Poi il Pelletto chiede al Currao di sua moglie. Impariamo che lei l’ha lasciato.

Luca Pelletta dritto sulla vita, accigliato, lo esaminava.

– E dunque… la tua signora?

Il Currao alzò il testone e guardò un pezzo negli occhi l’amico. – E dalli con la mia signora! – Si scoprì il capo solennemente; si batté più volte l’ampia fronte rischiarata dal lume:

– Vedi? Cervo! – esclamò; e le grosse pallide labbra, allargandosi a un orribile ghigno, scoprirono i denti serrati, gialli dai lunghi digiuni.

(Il povero Currao manifesta alcuni dei segni fisici della fame.)

Il Pelletta non capisce bene cosa stia cercando di dire il Currao (cosa intende “Cervo”?)… ma poi il Currao continua a spiegare che la povertà aveva forzato la moglie a lasciarlo. Il Currao descrive la moglie in termini ambigui: in un soffio la descrive come ‘virtuosa’, ma nel respiro successivo la descrive come ‘inutile’.

Luca Pelletta lo guardò perplesso, quasi consigliandosi con l’espressione del volto del Currao, se dovesse riderne o no.

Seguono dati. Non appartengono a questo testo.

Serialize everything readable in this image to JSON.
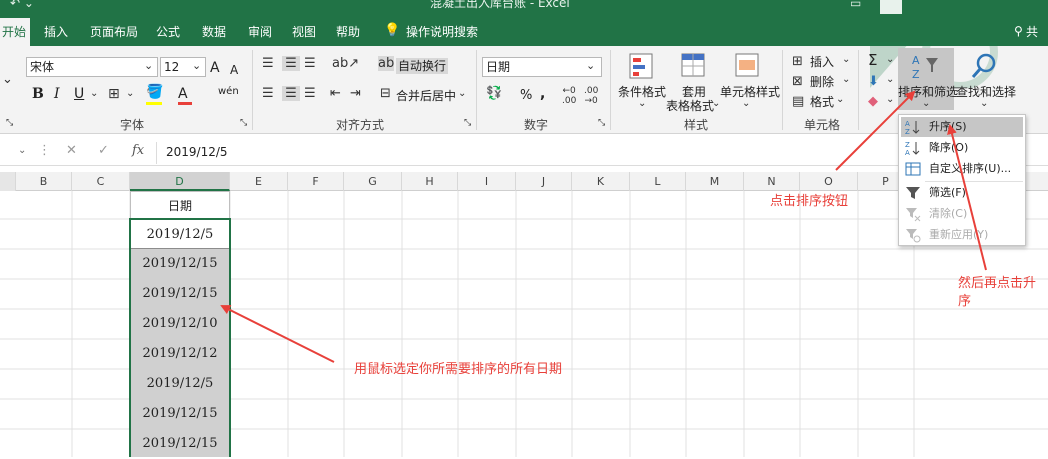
{
  "window": {
    "title": "混凝土出入库台账  -  Excel"
  },
  "tabs": [
    {
      "label": "开始",
      "active": true
    },
    {
      "label": "插入"
    },
    {
      "label": "页面布局"
    },
    {
      "label": "公式"
    },
    {
      "label": "数据"
    },
    {
      "label": "审阅"
    },
    {
      "label": "视图"
    },
    {
      "label": "帮助"
    },
    {
      "label": "操作说明搜索"
    },
    {
      "label": "共"
    }
  ],
  "ribbon": {
    "font": {
      "name": "宋体",
      "size": "12",
      "label": "字体",
      "bold": "B",
      "italic": "I",
      "underline": "U",
      "grow": "A",
      "shrink": "A",
      "font_color": "A",
      "phonetic": "wén"
    },
    "align": {
      "wrap": "自动换行",
      "merge": "合并后居中",
      "label": "对齐方式"
    },
    "number": {
      "format": "日期",
      "percent": "%",
      "comma": ",",
      "label": "数字"
    },
    "styles": {
      "conditional": "条件格式",
      "table1": "套用",
      "table2": "表格格式",
      "cell_styles": "单元格样式",
      "label": "样式"
    },
    "cells": {
      "insert": "插入",
      "delete": "删除",
      "format": "格式",
      "label": "单元格"
    },
    "editing": {
      "sum": "Σ",
      "sort_filter": "排序和筛选",
      "find_select": "查找和选择"
    }
  },
  "formula_bar": {
    "fx": "fx",
    "value": "2019/12/5"
  },
  "columns": [
    "B",
    "C",
    "D",
    "E",
    "F",
    "G",
    "H",
    "I",
    "J",
    "K",
    "L",
    "M",
    "N",
    "O",
    "P"
  ],
  "cells": [
    "日期",
    "2019/12/5",
    "2019/12/15",
    "2019/12/15",
    "2019/12/10",
    "2019/12/12",
    "2019/12/5",
    "2019/12/15",
    "2019/12/15"
  ],
  "dropdown": [
    {
      "label": "升序(S)",
      "icon": "sort-ascending-icon",
      "highlight": true
    },
    {
      "label": "降序(O)",
      "icon": "sort-descending-icon"
    },
    {
      "label": "自定义排序(U)...",
      "icon": "custom-sort-icon"
    },
    {
      "label": "筛选(F)",
      "icon": "filter-icon"
    },
    {
      "label": "清除(C)",
      "icon": "clear-filter-icon",
      "disabled": true
    },
    {
      "label": "重新应用(Y)",
      "icon": "reapply-icon",
      "disabled": true
    }
  ],
  "annotations": {
    "click_sort": "点击排序按钮",
    "then_ascending_1": "然后再点击升",
    "then_ascending_2": "序",
    "select_dates": "用鼠标选定你所需要排序的所有日期"
  },
  "colors": {
    "accent": "#217346",
    "annotation": "#e8403a",
    "selection_fill": "#d0d0d0"
  }
}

– Cervo! cervo! – ripeté Santi, confermando col capo più volte di seguito. – E non l’ho cacciata io, sai! Se n’è andata via lei, da sé. Io sono così; – aggiunse, afferrandosi con ambo le mani la barbaccia incolta su le gote, – ma mia moglie era una bella e rispettabilissima signora! La povertà, amico Pelletta. Senza la povertà, forse non l’avrebbe fatto. Non era poi tanto cattiva, in fondo. È vero che io per lei fui marito esemplare: le portavo tutto quel po’ che guadagnavo… tranne qualche soldo per mantenermi l’occhio vivo. Ma è pur vero che l’uomo, per quanto porco sia, vale sempre mille volte più di qualunque donna. Dici di no, amico Pelletta? Ebbene, chi sa? forse no. Non si può dire. La povertà, capisci? Che fa il ferro al fuoco? Si torce. Ebbene, e tu, marito, arrivi fino al punto di dire a tua moglie: M’hai fatto le corna? T’hanno procacciato pane? Sì? E allora hai fatto benone! Danne un pezzetto anche a me!

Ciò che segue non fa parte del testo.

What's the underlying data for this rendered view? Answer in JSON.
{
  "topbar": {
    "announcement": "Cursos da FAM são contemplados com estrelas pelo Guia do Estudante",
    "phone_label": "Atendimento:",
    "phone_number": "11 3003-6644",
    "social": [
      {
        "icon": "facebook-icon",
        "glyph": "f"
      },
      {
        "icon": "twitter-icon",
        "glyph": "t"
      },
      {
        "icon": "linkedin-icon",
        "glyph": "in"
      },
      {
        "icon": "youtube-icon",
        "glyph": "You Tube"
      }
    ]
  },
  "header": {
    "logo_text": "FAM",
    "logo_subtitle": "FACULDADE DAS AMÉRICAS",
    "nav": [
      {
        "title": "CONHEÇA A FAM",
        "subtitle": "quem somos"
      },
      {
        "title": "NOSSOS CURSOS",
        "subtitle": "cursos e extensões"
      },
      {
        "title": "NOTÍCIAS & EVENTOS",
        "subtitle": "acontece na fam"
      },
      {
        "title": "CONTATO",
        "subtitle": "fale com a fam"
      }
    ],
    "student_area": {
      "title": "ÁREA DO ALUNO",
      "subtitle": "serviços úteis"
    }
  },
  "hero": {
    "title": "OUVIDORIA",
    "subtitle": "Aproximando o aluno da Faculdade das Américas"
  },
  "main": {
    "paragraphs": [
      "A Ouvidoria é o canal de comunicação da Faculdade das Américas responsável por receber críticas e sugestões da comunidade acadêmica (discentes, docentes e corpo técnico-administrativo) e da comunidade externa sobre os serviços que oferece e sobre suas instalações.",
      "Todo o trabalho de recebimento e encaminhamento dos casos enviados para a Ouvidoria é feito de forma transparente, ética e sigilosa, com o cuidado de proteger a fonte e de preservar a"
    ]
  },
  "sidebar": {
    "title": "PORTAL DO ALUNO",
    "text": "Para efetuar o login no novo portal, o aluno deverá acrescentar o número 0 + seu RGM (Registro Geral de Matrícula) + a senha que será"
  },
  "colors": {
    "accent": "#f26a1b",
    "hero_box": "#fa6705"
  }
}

Si alzò, e si mise a passeggiare per la camera, col testone sul petto e le mani dietro la schiena.

(Mentre spiega cos’è successo, il Currao sembra esprimere la sua profonda amarezza, tristezza, rabbia, risentimento, rammarico. L’aveva tradita. Era la povertà, cioè, la sua incapacità di provvedere a lei, che l’aveva costretta a tradirlo.)

Il Pelletta persiste, chiedendo cosa fa la moglie ora che vive da sola. Scopriamo che è diventata una prostituta.

– E ora… che fa? – domandò timidamente Luca.

Il Currao seguitò a passeggiare, come se non avesse udito la domanda.

– Non sai dov’è?

Il Currao si fermò davanti al lume:

– Fa la puttana! – disse.

A questo punto ci viene suggerito che la sfortuna del Pelletta potrebb’esser stata correlata a una malattia. Il Currao sembra capirlo.

– Non consumiamo petrolio inutilmente! Lavati, se lo credi proprio necessario. E usciamo. Non vuoi cenare?

– No… – rispose Luca. – Ho desinato a Napoli piuttosto bene.

– Non ci credo.

– Parola d’onore. Di’ un po’, come ti sembro?

– Compassionevole, amico Pelletta!

– No, dico! ti pare che stia male in faccia?

– No: ancora non pare, – fece Santi.

Il Pelletta riconosce che ora mangia meno di prima, e che, di conseguenza, soffra forse d’anemia.

– Eh sì, – affermò Luca – è un fatto che, a me, il mangiar poco mi conferisce. Ma forse sono un po’ troppo pallido questa sera, no?

– Sei pallido, perché sei povero! – raffibbiò il Currao.

Gli amici lasciano l’appartamento. Decidono d’andar a vedere il Colosseo di notte. (In ogni probabilità la passeggiata sarebbe in discesa e ci vorebbero 15-20 minuti.) Ancora una volta, il Pelletta tenta di incoraggiare e sostenere il suo amico.

– Via, usciamo! Tu vuoi certo vedere il Colosseo al lume di luna.

Luca accettò con entusiasmo la proposta, e s’avviarono in silenzio.

Davanti alla soglia di casa, il Pelletta trattenne per un braccio l’amico, poi gli batté la spalla con una mano e gli disse, socchiudendo gli occhi:

– Santi, risorgeremo! lascia fare a me!

– Statti quieto… – brontolò il Currao.

E tutti e due si perdettero nell’ombra.